Sunday, March 1, 2009

Prelude: A symphony of (Spanish?) timbres and textures

Earlier tonight Washington's unique and adventurous Post-Classical Ensemble presented a splendid program of music--mostly lesser heard--from a range of Spanish composers, as well as one of Villa-Lobos' Choros, No. 7. And so it was with a particular sense of fortuitous spiritual resonance that I celebrated the 45th anniversary of my ganda-bandhan with my wife, Shubha Sankaran, in the Terrace Theater at the Kennedy Center.

After I have a chance to obtain a bit of background on the works chosen from PCM's extraordinary conductor, Angel Gil-Ordonez, I will write at greater length about this fine program later--amidst my musings on various of the Arabesque offerings (see previous entry below), also at the Kennedy Center, during the past week and those two forthcoming. But for the moment, I am still in a somewhat transformed state of being, as my thoughts churn with more than fifty years of music and memories, amidst continuing echoes of the rich and varied timbres and resonances of tonight's memorable concert.

* * * * * * *

But please permit me here a personal entry on this occasion:

Of all the days in the year, 1 March holds for me the greatest and most important network of musical associations.

To begin with, it was my late mother's birthday. Born on 1 March 1901, Madelyn Cannon Stewart Silver was a child of the new twentieth century, and was always forward-looking, with broad perspectives, both aesthetic and social. Today would have been her 108th birthday--108 being a number of great sigificance and auspiciousness in Hindu and Buddhist culture. In her marvellous book, The Mystery of Numbers, my late senior colleague (with whom I taught at Harvard) Annemarie Schimmel notes, among other instances, that prayer beads are 108 in number, and that the ever amorous (in the godly sense, of course) the Hindu deity Krishna had, in addition to his beloved consort Radha, 108 gopis (cowmaidens) with whom he would engage in dance and erotic play. . . . .

My mother was always supportive of my musical interests; my late father, an inventor and an immensely practical man, once expressed his concern that I might turn into a "banjo-picking pantywaist" if (because I wanted to stay back and practice) I did not accompany my hardy male Romney cousins on a fishing trip in Utah's Wasatch Mountains, where my mother's brother and sisters had summer homes adjacent to ours. During my high school years in Denver, my home town, I was a regular performer with my late friend and mentor Vaughan Aandahl for the very substantial local Hispanic community. It was in this connection that Mother surprised me with the gift on my 18th birthday of a superb Flamenco guitar from the celebrated Spanish luthier, Jose Ramirez.

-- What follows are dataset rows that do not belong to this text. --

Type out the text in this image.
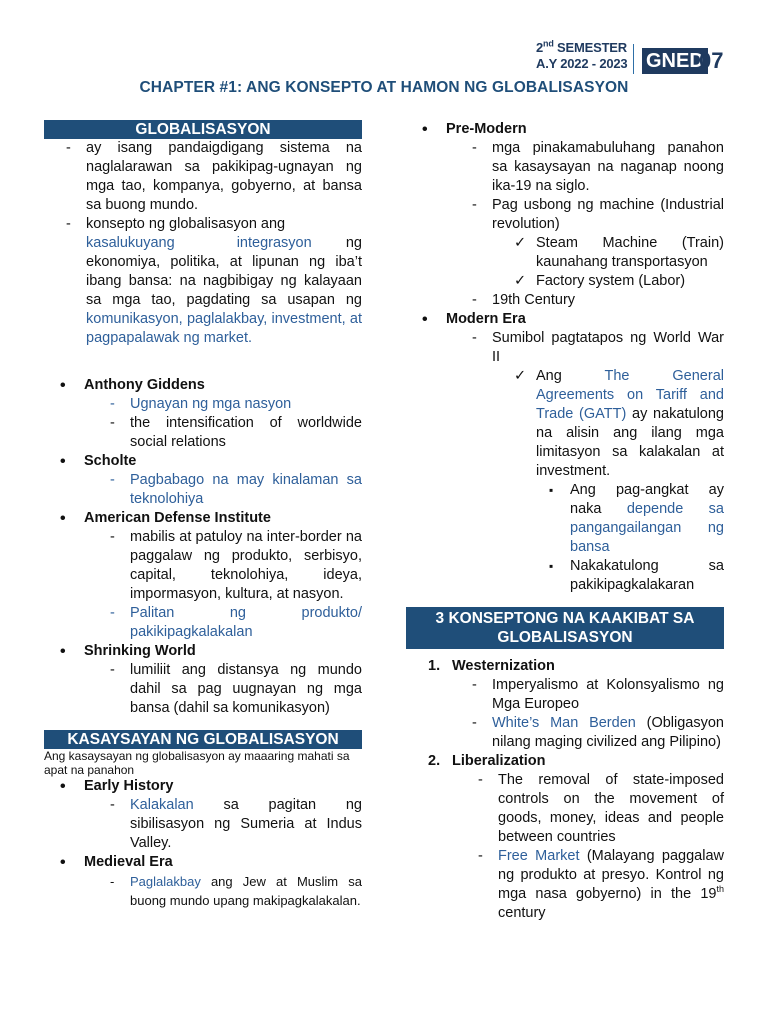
2nd SEMESTER
A.Y 2022 - 2023 GNED
07
CHAPTER #1: ANG KONSEPTO AT HAMON NG GLOBALISASYON
GLOBALISASYON
- ay isang pandaigdigang sistema na naglalarawan sa pakikipag-ugnayan ng mga tao, kompanya, gobyerno, at bansa sa buong mundo.
- konsepto ng globalisasyon ang
kasalukuyang integrasyon ng
ekonomiya, politika, at lipunan ng iba’t ibang bansa: na nagbibigay ng kalayaan sa mga tao, pagdating sa usapan ng komunikasyon, paglalakbay, investment, at pagpapalawak ng market.
• Anthony Giddens
- Ugnayan ng mga nasyon
- the intensification of worldwide social relations
• Scholte
- Pagbabago na may kinalaman sa teknolohiya
• American Defense Institute
- mabilis at patuloy na inter-border na paggalaw ng produkto, serbisyo, capital, teknolohiya, ideya, impormasyon, kultura, at nasyon.
- Palitan ng produkto/ pakikipagkalakalan
• Shrinking World
- lumiliit ang distansya ng mundo dahil sa pag uugnayan ng mga bansa (dahil sa komunikasyon)
KASAYSAYAN NG GLOBALISASYON
Ang kasaysayan ng globalisasyon ay maaaring mahati sa apat na panahon
• Early History
- Kalakalan sa pagitan ng sibilisasyon ng Sumeria at Indus Valley.
• Medieval Era
- Paglalakbay ang Jew at Muslim sa buong mundo upang makipagkalakalan.
• Pre-Modern
- mga pinakamabuluhang panahon sa kasaysayan na naganap noong ika-19 na siglo.
- Pag usbong ng machine (Industrial revolution)
✓ Steam Machine (Train) kaunahang transportasyon
✓ Factory system (Labor)
- 19th Century
• Modern Era
- Sumibol pagtatapos ng World War II
✓ Ang The General Agreements on Tariff and Trade (GATT) ay nakatulong na alisin ang ilang mga limitasyon sa kalakalan at investment.
▪ Ang pag-angkat ay naka depende sa pangangailangan ng bansa
▪ Nakakatulong sa pakikipagkalakaran
3 KONSEPTONG NA KAAKIBAT SA GLOBALISASYON
1. Westernization
- Imperyalismo at Kolonsyalismo ng Mga Europeo
- White’s Man Berden (Obligasyon nilang maging civilized ang Pilipino)
2. Liberalization
- The removal of state-imposed controls on the movement of goods, money, ideas and people between countries
- Free Market (Malayang paggalaw ng produkto at presyo. Kontrol ng mga nasa gobyerno) in the 19th century
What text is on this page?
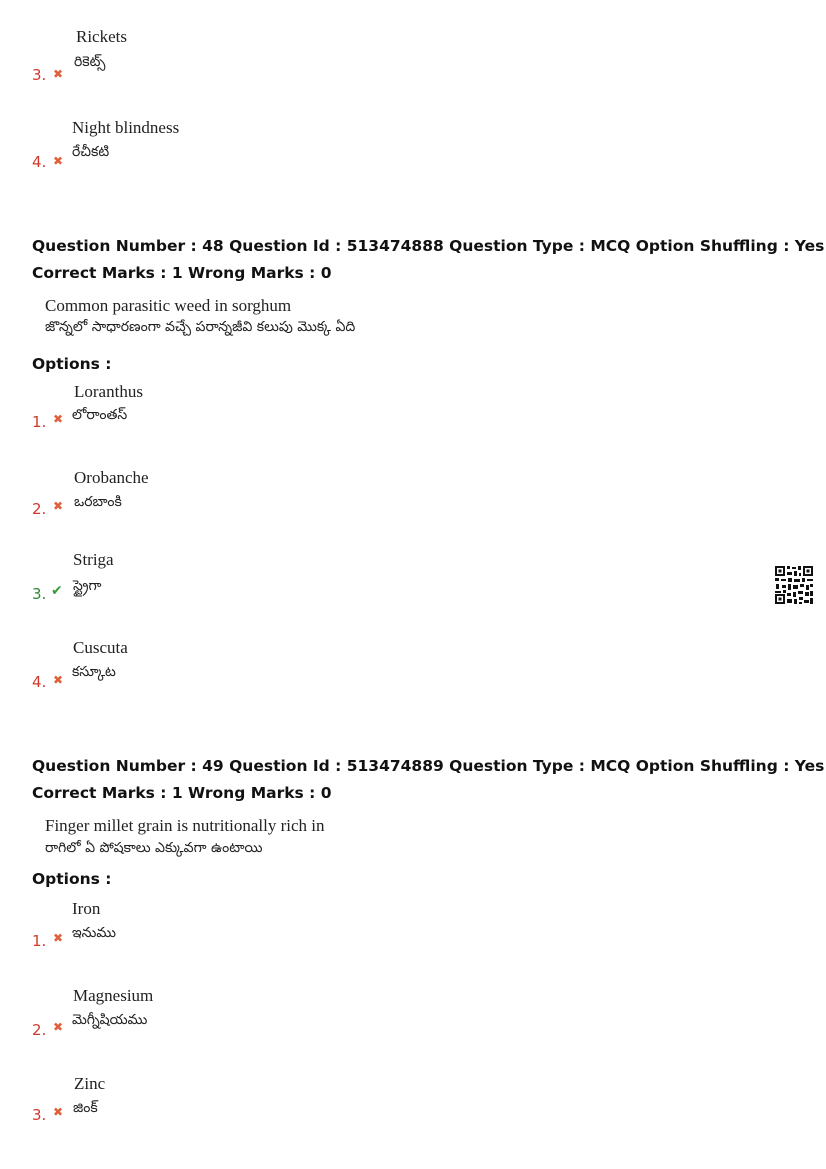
Rickets
రికెట్స్
3. ✖
Night blindness
రేచీకటి
4. ✖
Question Number : 48 Question Id : 513474888 Question Type : MCQ Option Shuffling : Yes
Correct Marks : 1 Wrong Marks : 0
Common parasitic weed in sorghum
జొన్నలో సాధారణంగా వచ్చే పరాన్నజీవి కలుపు మొక్క ఏది
Options :
Loranthus
లోరాంతస్
1. ✖
Orobanche
ఒరబాంకి
2. ✖
Striga
స్ట్రైగా
3. ✔
Cuscuta
కస్కూట
4. ✖
Question Number : 49 Question Id : 513474889 Question Type : MCQ Option Shuffling : Yes
Correct Marks : 1 Wrong Marks : 0
Finger millet grain is nutritionally rich in
రాగిలో ఏ పోషకాలు ఎక్కువగా ఉంటాయి
Options :
Iron
ఇనుము
1. ✖
Magnesium
మెగ్నీషియము
2. ✖
Zinc
జింక్
3. ✖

And so it was that date in 1965 that I chose for the occasion of becoming a virtual son of my wonderful sitar teacher, the late Ghulamhussain Khan, in the ganda-bandhan (thread-tying) ceremony--the most important rite of passage in the entire life of a serious practitioner of Indian classical music. My mother had died at the beginning of my sophomore year of college (1961), but her spirit has remained with me in myriad ways (not only musical) throughout my life, and I could find no better way to honor her living memory, and to seek her blessings in my forthcoming musical ventures, by choosing that day to become a lifelong disciple of my ustad (the equivalent term in Muslim culture to guru, and also a title--like pandit for Hindu musicians)--for master Muslim musicians.)